Thursday, March 28, 2013

Terms of the Week-Business Dictionary (Part II)

Cost control
The process or activity on controlling costs associated with an activity, process, or company. Cost control typically includes
(1) Investigative procedures to detect variance of actual costs from budgeted costs
(2) Diagnostic procedures to ascertain the cause(s) of variance
&
(3) Corrective procedures to effect realignment between actual and budgeted costs.

Marginal cost
The increase or decrease in the total cost of a production run for making one additional unit of an item. It is computed in situations where the breakeven point has been reached: the fixed costs have already been absorbed by the already produced items and only the direct (variable) costs have to be accounted for. Marginal costs are variable costs consisting of labor and material costs, plus an estimated portion of fixed costs (such as administration overheads and selling expenses). In companies where average costs are fairly constant, marginal cost is usually equal to average cost. However, in industries that require heavy capital investment (automobile plants, airlines, mines) and have high average costs, it is comparatively very low. The concept of marginal cost is critically important in resource allocation because, for optimum results, management must concentrate its resources where the excess of marginal revenue over the marginal cost is maximum. Also called choice cost, differential cost or incremental cost.

Net price
A final price after deducting all discounts and rebates.

Vision statement
An aspirational description of what an organization would like to achieve or accomplish in the mid-term or long-term future. It is intended to serves as a clear guide for choosing current and future courses of action.

Opportunity cost
A benefit, profit, or value of something that must be given up to acquire or achieve something else. Since every resource (land, money, time, etc.) can be put to alternative uses, every action, choice, or decision has an associated opportunity cost. Opportunity costs are fundamental costs in economics, and are used in computing cost benefit analysis of a project. Such costs, however, are not recorded in the account books but are recognized in decision making by computing the cash outlays and their resulting profit or loss.

Austerity budget
A budget that is imposed on a country by its government with the purpose of reducing the national deficit by way of cutting down on consumer spending.

Earmark
The act of setting something aside for a specific use or purpose in the future. For example, goods may be earmarked prior to being exported in the future. Most commonly used to refer to funds that have been set aside in order to pay for a specific project.

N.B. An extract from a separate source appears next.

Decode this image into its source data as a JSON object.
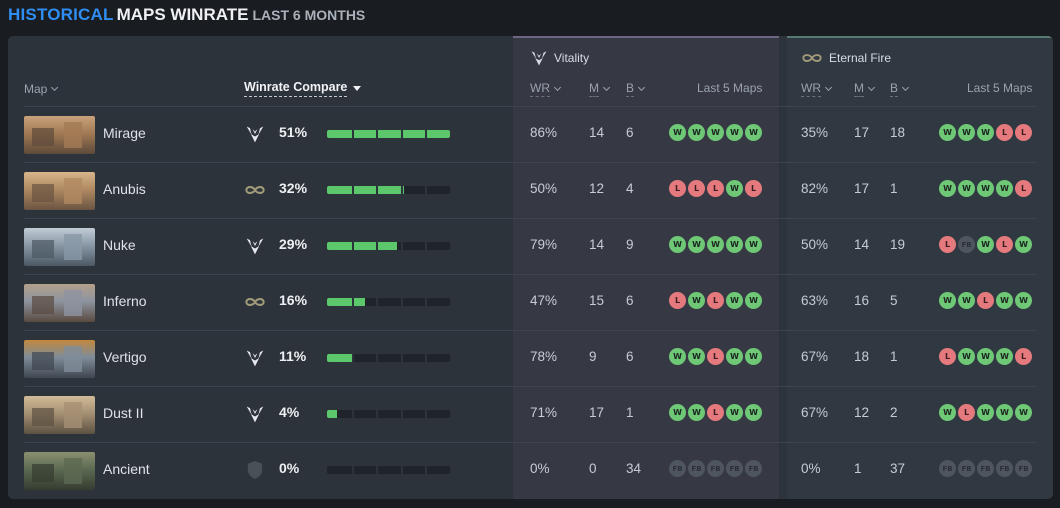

Masters of Business Administration (MBA)
An advanced college degree, earned by those who successfully graduate from their college or university's MBA program. As with other advanced degrees, traditionally a student will have already received a Bachelors degree in some area of study, before working towards his or her MBA. A typical MBA program deals with multiple aspects of business, including finance and management skills. Also called Masters in Business Administration or Master of Business Administration.

Yankee bond
Dollar denominated bond sold in the US by a foreign bank, corporation, or government utility. It the US equivalent of Eurobond.

Tax holiday
A temporary period, during which time the government removes certain taxes (usually sales tax) on certain items, in order to encourage the consumption or purchase of these items. The most common application of this is a tax-free weekend, which most states hold shortly before school begins in the fall, during which time sales tax is removed on clothing, school supplies, and/or other similar items. Not all areas engage in tax holidays; it is up to the government of that area.

Monday, March 4, 2013

How to Read a Financial Statement

A company’s financial statement is used to show a company’s performance over a certain period of time, generally every fiscal quarter. The financial statement really consists of three different statements: balance sheets, cash flow statements and income statements.

 By being able to read a financial statement, you can determine where a company has made or lost money, where the money went and how the company stands financially. The financial statement gives shareholders an accounting of how their investment is performing.

Components of a Financial Statement

Balance Sheets
Represent the assets, liabilities and the net worth or shareholder equity of the company. Assets make up all the property the company owns, including bank accounts, real estate, machinery etc. An asset can also be intangible such as a trademark or patent.

Liabilities consist of the money the company owes others. This can include leases on real estate, loans, accounts payable to suppliers of material, tax liabilities or obligations to deliver product. Liabilities also include employee payrolls and money borrowed from banks.

Shareholder equity represents the company’s net worth if it were liquidated and what each shareholder would receive after paying the creditors of the company.

Cash Flow Statements
Reports on the inflow and outflow of the company’s money. The cash flow statement is divided into financing activities, operating activities and investment activities. In combination, these three parts show the change in capital position the company had over a period of time.

Income Statements
Show how much revenue the company took in over a specified time period and how much money was spent to get that revenue. The income statement shows the company’s net earnings or losses on the bottom line and begins with all the cash the company took in at the top, and goes through all the expenses it took to make that money with the net figure on the bottom.

Knowing how to read a financial statement gives an investor or analyst a clear picture of the financial position of a business. Nevertheless, past performance does not generally guarantee future results; keep this in mind before investing in any company.